Un amigo me preguntó hace unos meses si no me arrepentía de haber terminado una relación a largo plazo a principios de 2020, en un momento tan malo de la historia para elegir estar sola. No voy a fingir que no se me pasó por la cabeza que la vida habría sido mucho más agradable si hubiera estado con mi ex durante el peor momento del confinamiento. No solo habría sido bueno tener compañía en general, sino que también lo extrañaba, específicamente. Lo amaba; todavía lo amo, lo que no significa que me hiciera feliz estar en nuestra relación.

Lo dejé porque identifiqué que mis deseos y necesidades no estaban siendo mejor atendidos por la monogamia.
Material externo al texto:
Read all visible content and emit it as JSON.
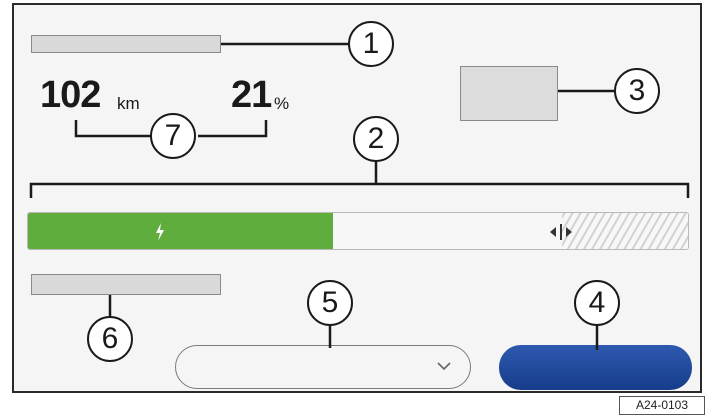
{
  "display": {
    "range": {
      "value": "102",
      "unit": "km"
    },
    "charge": {
      "value": "21",
      "unit": "%"
    }
  },
  "battery": {
    "fill_fraction": 0.46,
    "target_fraction": 0.8,
    "fill_color": "#5fad3d",
    "icon": "lightning-bolt-icon",
    "divider_icon": "split-handle-icon"
  },
  "dropdown": {
    "value": "",
    "icon": "chevron-down-icon"
  },
  "primary_button": {
    "label": "",
    "color": "#1f4a9e"
  },
  "callouts": [
    "1",
    "2",
    "3",
    "4",
    "5",
    "6",
    "7"
  ],
  "figure_id": "A24-0103"
}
Esto habría sido imposible en mi vida anterior, cuando estaba paralizada por la necesidad, escapándome de mí hacia cada hombre que pasaba y que parecía que podía llenar ese hueco en forma de novio que había en mi vida. En aquel entonces, no podía rechazar la oferta de compañía y amor como no podía hacerlo con el agua y el aire.

Ahora, necesito algo diferente. Necesito muy poco de los individuos, pero estoy ávida del mundo. ¿Y por qué no? ¿Por qué no debería serlo? Es una codicia razonable y decente, alimentada no por la desesperación sino por un tremendo amor al mundo y a las personas que lo habitan. ¿Cómo podría avergonzarme de eso? El hecho de que este impulso se frustrara en 2020 no lo convierte en algo maligno.

Algunas personas solteras no viven en constante espera del alivio de un matrimonio para acabar con su sufrimiento. Las restricciones de este año sucedieron para adaptarse mejor a las parejas y familias, pero eso no significa que el resto de nosotros nos equivocamos en la vida.

A medida que avanzamos hacia el 2021, sé ahora más que nunca que tenía razón en hacer lo mejor para mí. No voy a fingir que quiero cosas que no quiero por el bien de la comodidad temporal. Esperaré hasta que la vida que quiero —vulgar, frívola y superficial como puede parecer a algunos— sea posible de nuevo.

Megan Nolan es escritora y crítica. Es columnista de New Statesman, donde escribe sobre cultura y política, y autora de la próxima Acts of Desperation, próxima a salir.